Poi si fece suggerire dal simpatico edicolante un albergo pulito, ma
non troppo costoso. Ricompensò il venditore con l'acquisto
dell'ennesimo giornale.
Poi
si diresse a piedi verso la direzione indicatagli. Non badò troppo
alle auto che infastidivano, con i loro rumori molesti, i passanti
come lui. Non ebbe cura di tutte le altre cose che gli accadevano
intorno. Era leggero, e camminava venti centimetri più alto da
terra. Fu un rischio, perché la gradinata dell'albergo per poco non
si pose d'inciampo.
Salì
in camera e si buttò sul letto. A volo d'angelo. Come il neonato
Nathan Russel non aveva mai fatto.
Fece
una doccia e si cambiò. Poi uscì di nuovo. Mangiò un hot-dog, con
tanto ketchup, proprio come piaceva a lui.
Dopo
pranzo cominciò il suo peregrinare da un'edicola all'altra. Ad
ognuna comprò un quotidiano diverso, nella disperata rincorsa a Sean
Dewberry, il defunto Sean Dewberry. Evitò di comprare ventiquattro
quotidiani presso un unico negoziante. Avrebbe provocato sospetti.
Completò il giro solo verso le cinque del pomeriggio, o almeno così
gli parve. Non che avesse molta importanza, in realtà.
Comunque
si ritirò nella sua stanza e prima di ricominciare la sua affannosa
ricerca, accese il televisore. Ma nessuno sembrava sapere di un
pescatore morto in mare al largo di Port Sulphure. Allora riprese la
sua impresa titanica. Lesse il primo. Poi il secondo. Il terzo. Ma
solo dal settimo cominciò a innervosirsi. "Possibile che
nessuno sappia nulla di Sean...". Inviperito continuò lo
spoglio. Il decimo fu accartocciato e gettato contro il vetro della
finestra. Undicesimo e dodicesimo scomparvero in mille strisce
filanti pronte per Halloween.
"Nessuno
sa...".
"Nessuno
lo sa!". Dapprima era un'invocazione, poi una terribile paura.

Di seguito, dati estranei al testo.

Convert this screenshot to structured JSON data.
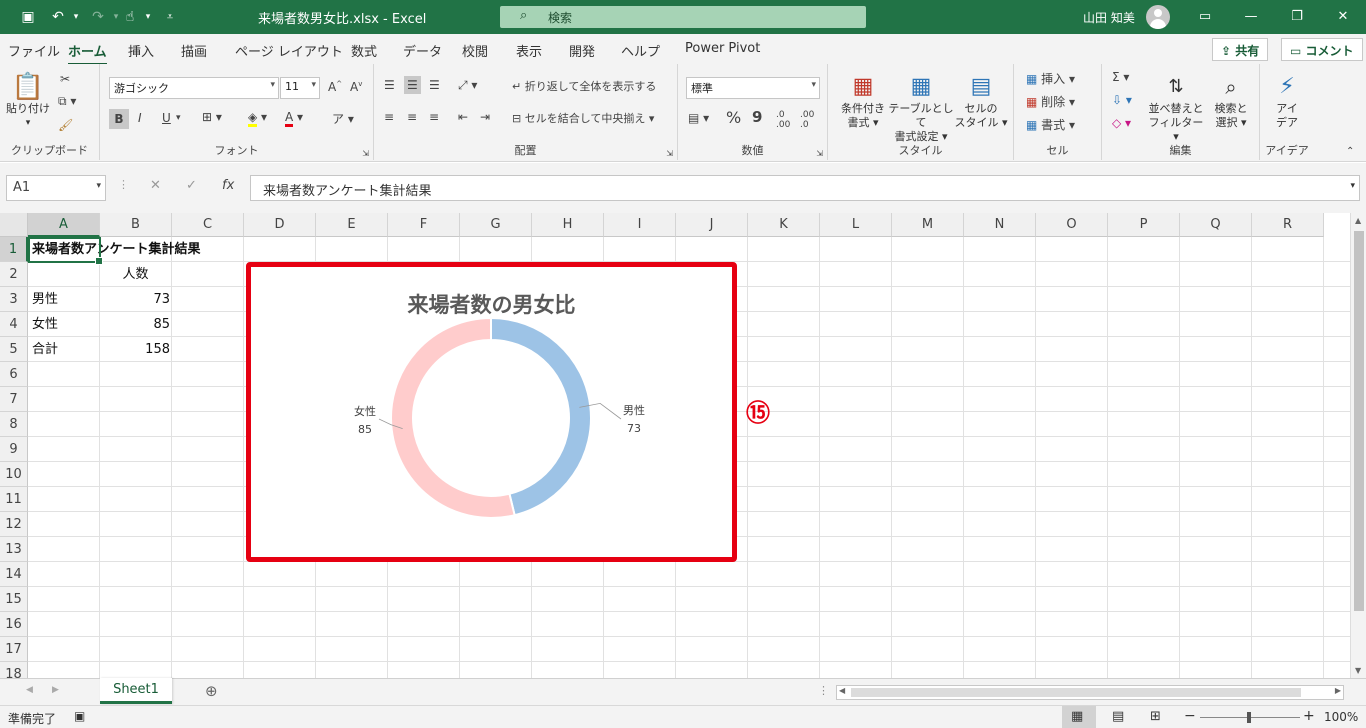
{
  "titlebar": {
    "filename": "来場者数男女比.xlsx",
    "separator": "-",
    "app": "Excel",
    "search_placeholder": "検索",
    "user": "山田 知美"
  },
  "tabs": [
    "ファイル",
    "ホーム",
    "挿入",
    "描画",
    "ページ レイアウト",
    "数式",
    "データ",
    "校閲",
    "表示",
    "開発",
    "ヘルプ",
    "Power Pivot"
  ],
  "active_tab": "ホーム",
  "share": {
    "share_label": "共有",
    "comment_label": "コメント"
  },
  "ribbon": {
    "clipboard": {
      "paste_label": "貼り付け",
      "group": "クリップボード"
    },
    "font": {
      "font_name": "游ゴシック",
      "font_size": "11",
      "group": "フォント",
      "bold": "B",
      "italic": "I",
      "underline": "U"
    },
    "alignment": {
      "wrap": "折り返して全体を表示する",
      "merge": "セルを結合して中央揃え",
      "group": "配置"
    },
    "number": {
      "format": "標準",
      "group": "数値",
      "percent": "%",
      "comma": "9"
    },
    "styles": {
      "conditional": [
        "条件付き",
        "書式"
      ],
      "table": [
        "テーブルとして",
        "書式設定"
      ],
      "cell": [
        "セルの",
        "スタイル"
      ],
      "group": "スタイル"
    },
    "cells": {
      "insert": "挿入",
      "delete": "削除",
      "format": "書式",
      "group": "セル"
    },
    "editing": {
      "sort": [
        "並べ替えと",
        "フィルター"
      ],
      "find": [
        "検索と",
        "選択"
      ],
      "group": "編集"
    },
    "ideas": {
      "label": [
        "アイ",
        "デア"
      ],
      "group": "アイデア"
    }
  },
  "formula_bar": {
    "name_box": "A1",
    "fx": "fx",
    "content": "来場者数アンケート集計結果"
  },
  "columns": [
    "A",
    "B",
    "C",
    "D",
    "E",
    "F",
    "G",
    "H",
    "I",
    "J",
    "K",
    "L",
    "M",
    "N",
    "O",
    "P",
    "Q",
    "R"
  ],
  "rows": [
    "1",
    "2",
    "3",
    "4",
    "5",
    "6",
    "7",
    "8",
    "9",
    "10",
    "11",
    "12",
    "13",
    "14",
    "15",
    "16",
    "17",
    "18"
  ],
  "cells": {
    "A1": "来場者数アンケート集計結果",
    "B2": "人数",
    "A3": "男性",
    "B3": "73",
    "A4": "女性",
    "B4": "85",
    "A5": "合計",
    "B5": "158"
  },
  "annotation_badge": "⑮",
  "sheet_tabs": [
    "Sheet1"
  ],
  "status": {
    "ready": "準備完了",
    "zoom": "100%"
  },
  "colors": {
    "excel_green": "#217346",
    "male": "#9dc3e6",
    "female": "#ffcccc",
    "highlight": "#e60012"
  },
  "chart_data": {
    "type": "pie",
    "subtype": "doughnut",
    "title": "来場者数の男女比",
    "categories": [
      "男性",
      "女性"
    ],
    "values": [
      73,
      85
    ],
    "colors": [
      "#9dc3e6",
      "#ffcccc"
    ],
    "data_labels": true,
    "legend": "none"
  }
}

Ma non si fermava. E il suo ritmo ora era forsennato. La televisione
annunciava l'ennesimo notiziario a volume iperbolico. Non gettò la
spugna e ne lesse un altro. E poi un altro. E ancora. Ma più si
avvicinava all'ultimo che aveva comprato e più lo assaliva una
sensazione di disperazione e panico.
Era
indiavolato. Leggeva e rileggeva, magari più volte le stesse frasi,
gli stessi articoli con maniacale precisione volta a non tralasciare
nulla. Volta alla perfezione. Eppure non c'era nulla. Nulla. Si
appigliò all'ultimo, con le residue speranze, come un naufrago in
attesa di una nave di passaggio. Con la consapevolezza che sarà
l'ultima chance.
Probabilmente
l'unica.
Eppure
non c'era nulla. Giunse ai necrologi, e non vide nulla: nessuna
famiglia Dewberry. Nessuna Geena Dixon e famiglia.
Nulla.
Dapprima quest'idea si fece silenziosamente largo nella sua mente.
Fino a diventare così implacabile che poteva essere urlata.
"Nulla!".
"Nulla!".
"Nulla!".
"Nulla!".
Sean
cadde dal letto, urlando come un ossesso "Nulla!".
Sbatté
la testa sul comodino. E la luce che filtrava dalla tapparella lo
colpì con un montante da ko. Cercò di riaddormentarsi e anche se
con fatica vi riuscì. D'altronde era normale fare brutti sogni.
La
mattina seguente si vestì ed andò a casa di Geena. Era il giorno in
cui avevano deciso di dirlo ai suoi genitori.